The MATRIX AI Consortium at the University of Texas at San Antonio (UTSA) announced this week it received a $4 million grant from the National Science Foundation to fund “The Neuromorphic Commons (THOR)” project.
The THOR project is a multi-university initiative giving researchers access to large-scale heterogeneous neuromorphic computing hardware systems.
“Our vision is to foster interdisciplinary collaborative research on the neuronal foundations of biological intelligence, covering the full spectrum from perception, decision making, and continual learning in the physical world,” the project’s website says.
UTSA says the THOR project is expected to catalyze a transformation in algorithm design, hardware and software co-design, and neuromorphic applications, similar in scale to the impact seen when HPC systems became accessible to the engineering research community. The system will be accessible for research in various domains including artificial intelligence and machine learning, physics, life sciences, and computational neuroscience.

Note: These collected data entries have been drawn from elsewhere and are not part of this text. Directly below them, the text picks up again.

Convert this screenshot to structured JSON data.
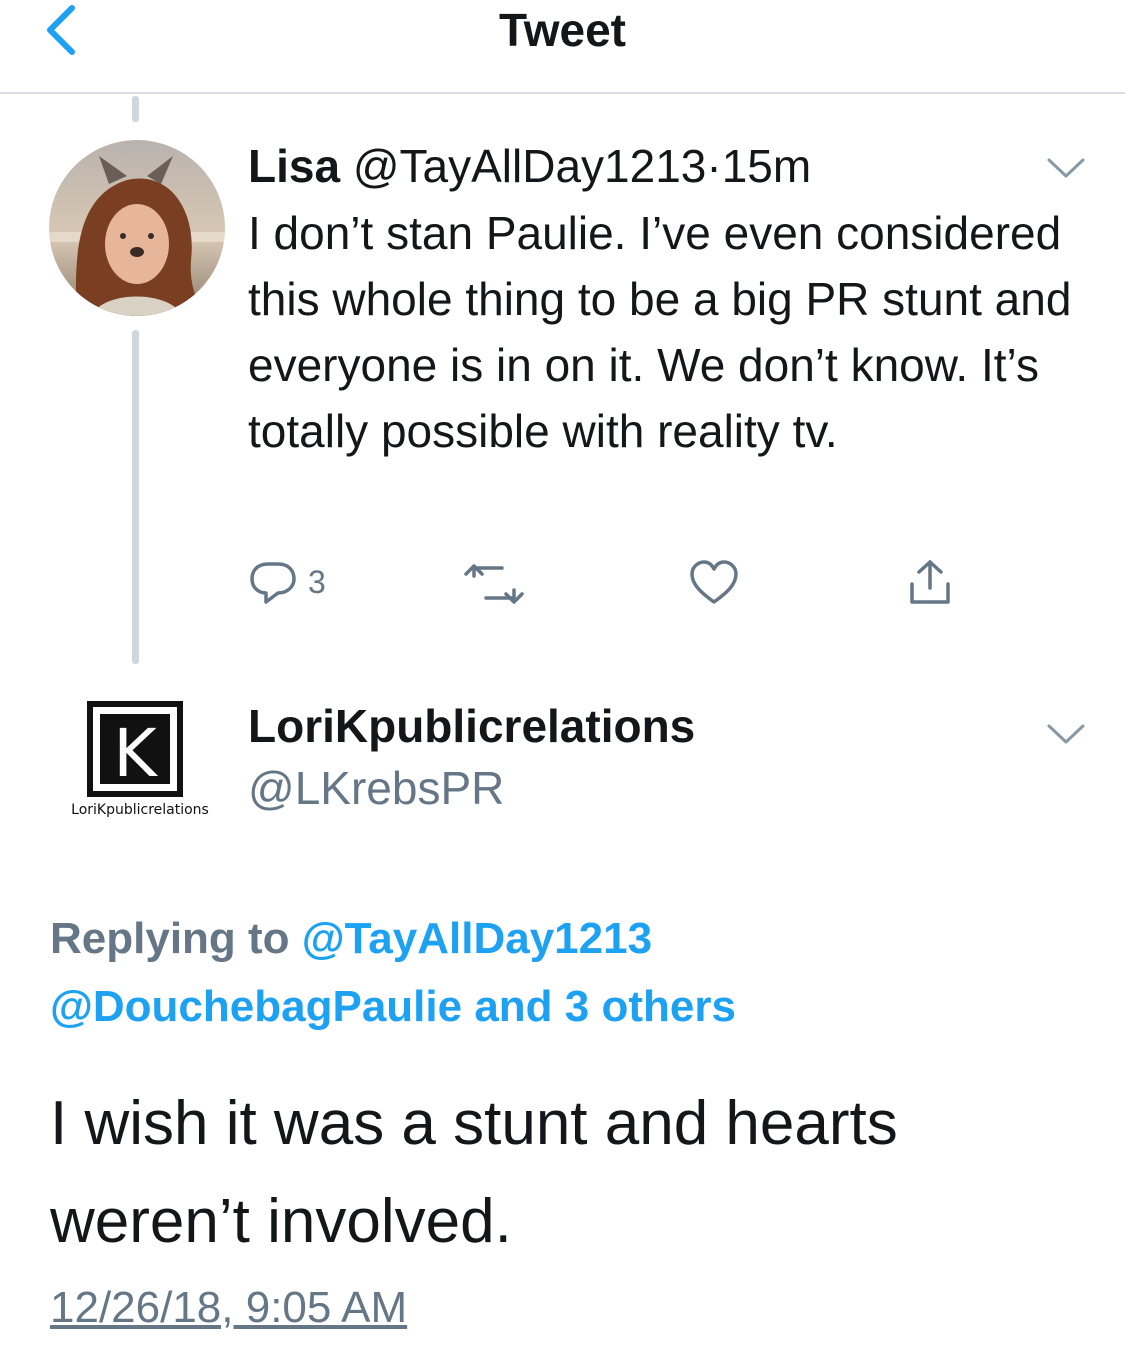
{
  "nav": {
    "title": "Tweet"
  },
  "parent_tweet": {
    "name": "Lisa",
    "handle": "@TayAllDay1213",
    "dot": "·",
    "time": "15m",
    "text": "I don’t stan Paulie. I’ve even considered this whole thing to be a big PR stunt and everyone is in on it. We don’t know. It’s totally possible with reality tv.",
    "reply_count": "3"
  },
  "main_tweet": {
    "name": "LoriKpublicrelations",
    "handle": "@LKrebsPR",
    "logo_letter": "K",
    "logo_caption": "LoriKpublicrelations",
    "replying_label": "Replying to ",
    "replying_to": "@TayAllDay1213",
    "replying_more": "@DouchebagPaulie and 3 others",
    "text": "I wish it was a stunt and hearts weren’t involved.",
    "timestamp": "12/26/18, 9:05 AM"
  },
  "colors": {
    "accent": "#1da1f2",
    "secondary_text": "#657786",
    "divider": "#d9dde1"
  }
}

Dhireesha Kudithipudi, THOR Principal Investigator and Director of the MATRIX AI Consortium, said the group plans to design a national hub for open access large scale neuromorphic platforms through industry partnerships.

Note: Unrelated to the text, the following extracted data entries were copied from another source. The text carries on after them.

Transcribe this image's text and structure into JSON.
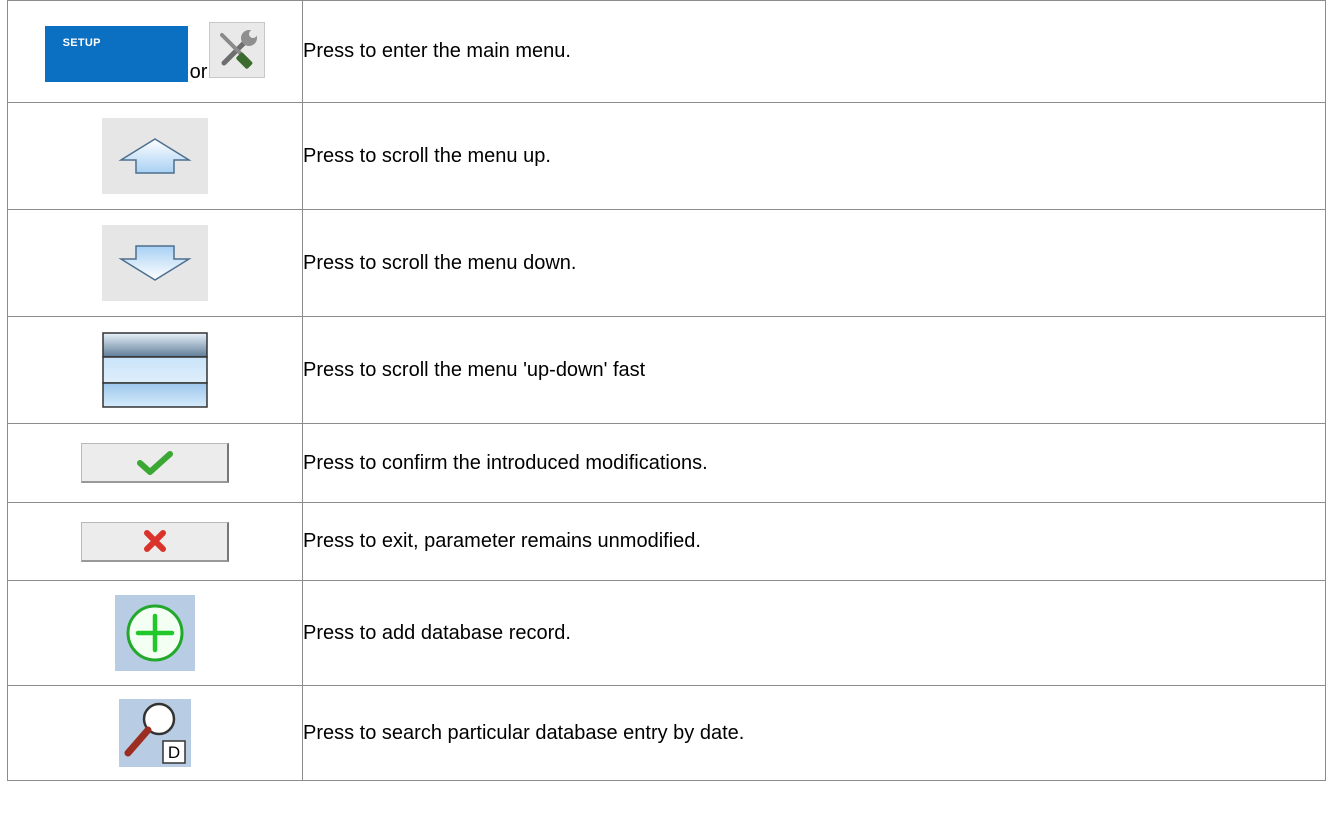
{
  "rows": [
    {
      "icon": "setup-button",
      "icon_label": "SETUP",
      "or_text": "or",
      "alt_icon": "wrench-screwdriver-icon",
      "description": "Press to enter the main menu."
    },
    {
      "icon": "arrow-up-icon",
      "description": "Press to scroll the menu up."
    },
    {
      "icon": "arrow-down-icon",
      "description": "Press to scroll the menu down."
    },
    {
      "icon": "fast-scroll-bar-icon",
      "description": "Press to scroll the menu 'up-down' fast"
    },
    {
      "icon": "green-checkmark-icon",
      "description": "Press to confirm the introduced modifications."
    },
    {
      "icon": "red-x-icon",
      "description": "Press to exit, parameter remains unmodified."
    },
    {
      "icon": "add-circle-icon",
      "description": "Press to add database record."
    },
    {
      "icon": "magnifier-date-icon",
      "icon_label": "D",
      "description": "Press to search particular database entry by date."
    }
  ],
  "colors": {
    "setup_blue": "#0b6fc2",
    "check_green": "#3aa832",
    "x_red": "#d9332b",
    "plus_green": "#22c82a",
    "icon_bg_blue": "#b8cde4"
  }
}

“The field is at a pivotal moment and ensuring access to a broader group of researchers is critical at this stage. This initiative reflects a community-driven approach, shaping a framework designed by and for the community,” she said in a release.
The THOR team also plans to develop training and education materials to cover the fundamentals of neuromorphic learning algorithms and systems and to make these resources available through open platforms.
Neuromorphic computing is an architecture that uses hardware and algorithms inspired by the human brain, particularly the neocortex, where high-level functions like spatial reasoning, sensory perception, and language take place. Neuromorphic systems use intricate spiking neural networks of chips using artificial neurons and synapses to process information and solve problems. The networks simulate how biological neurons transmit information through discrete spikes over time, allowing the system to process temporal patterns in data.
Interest in neuromorphic computing has fluctuated in recent times, especially with the push for quantum, as well as the current GPU-driven hardware landscape that has supercharged the capabilities of classical computing and taken us into the exascale era. But spiked neural networks still hold promise for low energy and low latency computing which could boost several technologies, including AI, where these techniques can enhance machine learning algorithms with more efficiency and flexibility. Large manufacturers are on also board: IBM released a neuromorphic chip in 2023 called NorthPole that the company claims is 25x more energy efficient than current chip technology. And earlier this year, Intel announced the Hala Point system in collaboration with Sandia National Laboratories which is powered by 1,152 of its own Loihi 2 neuromorphic processors.
NSF Program Director Andrey Kanaev said the agency’s award for the THOR project is crucial in advancing the NSF’s mission to drive innovation and broaden access to research resources. “By making bio-inspired computing resources available to a wider community of researchers in computer science, neuroscience, and computational physics, this project will contribute to democratizing access to advanced tools and fostering breakthroughs in energy-efficient, resilient AI through neuromorphic computing,” he said.
The core team of researchers driving this interdisciplinary collaborative effort include Dhireesha Kudithipudi, Principal Investigator, University of Texas San Antonio; Catherine Schuman, Co-Principal Investigator, University of Tennessee Knoxville; Gert Cauwenberghs, Co-Principal Investigator, University of California San Diego; and Vijay Janapa Reddi, Senior Personnel, Harvard University.